JohnG @ Wed Sep 29 said:


> Not sure about a gnome; given the Scandinavian extraction, possibly the rare Benign Troll?
> 
> 
> ----
> ...



Difficult standard to live up to yes. But, one I think we should live by. It has to do with integrity. On the other hand I think that we need to be big enough as artist not to limit ourselves to any particular kind of music. I think for orchestral composers far too many times do I run across the attitude that if it has an electric guitar or some synths in it that some how we're debasing the art of pure orchestration.


----------



## dcoscina (Dec 3, 2010)

I think Jonny Greenwood's score to There Will be Blood is a perfect fusion between old and new. He uses ebow guitar to double the string orchestra on a couple tracks and it's terrific. I also love the minimalist piano piece that interplays string quaret and processed guitar. He's an example of someone adept at many genres and styles.


----------



## Nick Batzdorf (Dec 3, 2010)

You know, a few - actually quite a few - years ago I took a couple of beginning art classes just for fun.

What struck me at the time was how everyone in the class had his or her own style.
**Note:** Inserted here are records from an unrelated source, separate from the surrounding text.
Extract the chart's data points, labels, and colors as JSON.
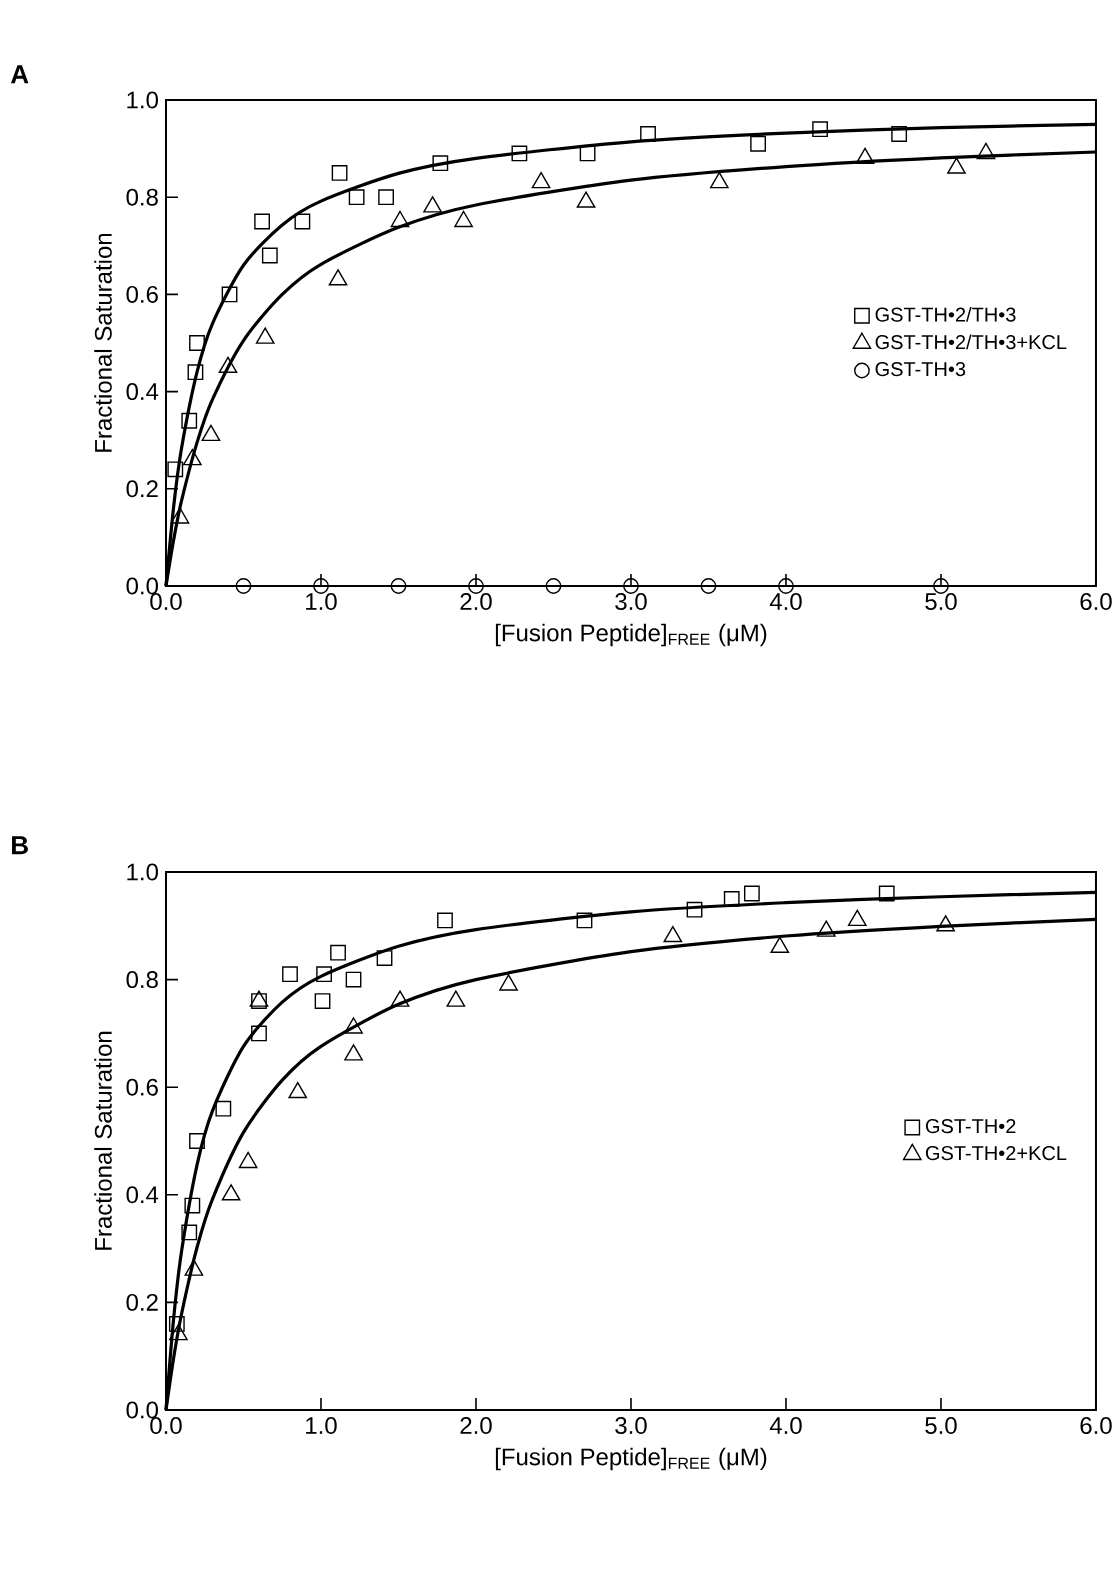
{
  "chart_data": [
    {
      "type": "scatter",
      "annotations": [
        "A"
      ],
      "xlabel": "[Fusion Peptide]$_{FREE}$ (μM)",
      "ylabel": "Fractional Saturation",
      "xlim": [
        0,
        6
      ],
      "ylim": [
        0,
        1
      ],
      "xticks": [
        {
          "value": 0,
          "label": "0.0"
        },
        {
          "value": 1,
          "label": "1.0"
        },
        {
          "value": 2,
          "label": "2.0"
        },
        {
          "value": 3,
          "label": "3.0"
        },
        {
          "value": 4,
          "label": "4.0"
        },
        {
          "value": 5,
          "label": "5.0"
        },
        {
          "value": 6,
          "label": "6.0"
        }
      ],
      "yticks": [
        {
          "value": 0,
          "label": "0.0"
        },
        {
          "value": 0.2,
          "label": "0.2"
        },
        {
          "value": 0.4,
          "label": "0.4"
        },
        {
          "value": 0.6,
          "label": "0.6"
        },
        {
          "value": 0.8,
          "label": "0.8"
        },
        {
          "value": 1,
          "label": "1.0"
        }
      ],
      "legend": "right",
      "series": [
        {
          "name": "GST-TH•2/TH•3",
          "marker": "square",
          "color": "#000000",
          "x": [
            0.06,
            0.15,
            0.19,
            0.2,
            0.41,
            0.67,
            0.62,
            0.88,
            1.12,
            1.23,
            1.42,
            1.77,
            2.28,
            2.72,
            3.11,
            3.82,
            4.22,
            4.73
          ],
          "values": [
            0.24,
            0.34,
            0.44,
            0.5,
            0.6,
            0.68,
            0.75,
            0.75,
            0.85,
            0.8,
            0.8,
            0.87,
            0.89,
            0.89,
            0.93,
            0.91,
            0.94,
            0.93
          ]
        },
        {
          "name": "GST-TH•2/TH•3+KCL",
          "marker": "triangle",
          "color": "#000000",
          "x": [
            0.09,
            0.17,
            0.29,
            0.4,
            0.64,
            1.11,
            1.51,
            1.72,
            1.92,
            2.42,
            2.71,
            3.57,
            4.51,
            5.1,
            5.29
          ],
          "values": [
            0.14,
            0.26,
            0.31,
            0.45,
            0.51,
            0.63,
            0.75,
            0.78,
            0.75,
            0.83,
            0.79,
            0.83,
            0.88,
            0.86,
            0.89
          ]
        },
        {
          "name": "GST-TH•3",
          "marker": "circle",
          "color": "#000000",
          "x": [
            0.5,
            1.0,
            1.5,
            2.0,
            2.5,
            3.0,
            3.5,
            4.0,
            5.0
          ],
          "values": [
            0,
            0,
            0,
            0,
            0,
            0,
            0,
            0,
            0
          ]
        },
        {
          "type": "line",
          "marker": "none",
          "color": "#000000",
          "x": [
            0,
            0.05,
            0.1,
            0.2,
            0.3,
            0.5,
            0.75,
            1,
            1.5,
            2,
            3,
            4,
            5,
            6
          ],
          "values": [
            0,
            0.165,
            0.283,
            0.44,
            0.54,
            0.66,
            0.743,
            0.792,
            0.849,
            0.88,
            0.914,
            0.932,
            0.943,
            0.95
          ]
        },
        {
          "type": "line",
          "marker": "none",
          "color": "#000000",
          "x": [
            0,
            0.05,
            0.1,
            0.2,
            0.3,
            0.5,
            0.75,
            1,
            1.5,
            2,
            3,
            4,
            5,
            6
          ],
          "values": [
            0,
            0.096,
            0.175,
            0.295,
            0.384,
            0.505,
            0.6,
            0.662,
            0.738,
            0.784,
            0.835,
            0.863,
            0.881,
            0.893
          ]
        }
      ]
    },
    {
      "type": "scatter",
      "annotations": [
        "B"
      ],
      "xlabel": "[Fusion Peptide]$_{FREE}$ (μM)",
      "ylabel": "Fractional Saturation",
      "xlim": [
        0,
        6
      ],
      "ylim": [
        0,
        1
      ],
      "xticks": [
        {
          "value": 0,
          "label": "0.0"
        },
        {
          "value": 1,
          "label": "1.0"
        },
        {
          "value": 2,
          "label": "2.0"
        },
        {
          "value": 3,
          "label": "3.0"
        },
        {
          "value": 4,
          "label": "4.0"
        },
        {
          "value": 5,
          "label": "5.0"
        },
        {
          "value": 6,
          "label": "6.0"
        }
      ],
      "yticks": [
        {
          "value": 0,
          "label": "0.0"
        },
        {
          "value": 0.2,
          "label": "0.2"
        },
        {
          "value": 0.4,
          "label": "0.4"
        },
        {
          "value": 0.6,
          "label": "0.6"
        },
        {
          "value": 0.8,
          "label": "0.8"
        },
        {
          "value": 1,
          "label": "1.0"
        }
      ],
      "legend": "right",
      "series": [
        {
          "name": "GST-TH•2",
          "marker": "square",
          "color": "#000000",
          "x": [
            0.07,
            0.15,
            0.17,
            0.2,
            0.37,
            0.6,
            0.6,
            0.8,
            1.01,
            1.02,
            1.11,
            1.21,
            1.41,
            1.8,
            2.7,
            3.41,
            3.65,
            3.78,
            4.65
          ],
          "values": [
            0.16,
            0.33,
            0.38,
            0.5,
            0.56,
            0.7,
            0.76,
            0.81,
            0.76,
            0.81,
            0.85,
            0.8,
            0.84,
            0.91,
            0.91,
            0.93,
            0.95,
            0.96,
            0.96
          ]
        },
        {
          "name": "GST-TH•2+KCL",
          "marker": "triangle",
          "color": "#000000",
          "x": [
            0.08,
            0.18,
            0.42,
            0.53,
            0.6,
            0.85,
            1.21,
            1.21,
            1.51,
            1.87,
            2.21,
            3.27,
            3.96,
            4.26,
            4.46,
            5.03
          ],
          "values": [
            0.14,
            0.26,
            0.4,
            0.46,
            0.76,
            0.59,
            0.71,
            0.66,
            0.76,
            0.76,
            0.79,
            0.88,
            0.86,
            0.89,
            0.91,
            0.9
          ]
        },
        {
          "type": "line",
          "marker": "none",
          "color": "#000000",
          "x": [
            0,
            0.05,
            0.1,
            0.2,
            0.3,
            0.5,
            0.75,
            1,
            1.5,
            2,
            3,
            4,
            5,
            6
          ],
          "values": [
            0,
            0.172,
            0.294,
            0.455,
            0.556,
            0.676,
            0.758,
            0.806,
            0.862,
            0.893,
            0.926,
            0.943,
            0.954,
            0.962
          ]
        },
        {
          "type": "line",
          "marker": "none",
          "color": "#000000",
          "x": [
            0,
            0.05,
            0.1,
            0.2,
            0.3,
            0.5,
            0.75,
            1,
            1.5,
            2,
            3,
            4,
            5,
            6
          ],
          "values": [
            0,
            0.098,
            0.178,
            0.302,
            0.392,
            0.516,
            0.613,
            0.676,
            0.754,
            0.8,
            0.852,
            0.881,
            0.899,
            0.912
          ]
        }
      ]
    }
  ]
}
Everyone's approach to drawing the same thing (a model, or objects, fruits and vegetables, whatever) was unique.

Why does it take musicians so long to get to that point?

I guess part of the answer is that you need a lot more technique to create music, but still...


----------



## Christian Marcussen (Dec 3, 2010)

dcoscina @ Fri Dec 03 said:


> I was listening to Herrmann some more this morning and I think, aside from his irascible personality, he would be able to score films in today's climate. His music at times called attention to itself but it always worked really well in context. Some Golden Age scores sound wildly overwritten by today's standards and I doubt someone like Korngold would have gotten much work today because his music, as amazing as it is, is operatic in its tone.



I'm not quite sure about that. He wouldn't be scoring The Dark Knight but I think he most certainly would be scoring more character-driven films. I find that many composers still write music that calls attention to itself (although few, if any, as interesting as BH).


----------



## snowleopard (Dec 3, 2010)

Herrmann changed music. Certainly for the cinema. Probably my favorite composer. Just this Halloween I was able to see the Oregon Symphony perform his famous score to Psycho live on stage, with the film. 

I've studied, loved and been mesmerized by Herrmann's work for decades. It's complexity, the layers it evokes emotion, his often near minimalist approach. His incidental music through much of the Hitchcock scores is brilliantly tense, yet meditative. 

For those interested. The Bernard Herrmann Society; 

http://www.bernardherrmann.org/

And The Bernard Herrmann Estate (you can register and get updated info here). 

http://www.thebernardherrmannestate.com/

Excellent 8-part doc on the master himself on YouTube: 

http://www.youtube.com/watch?v=pX46Z8VAF7E


----------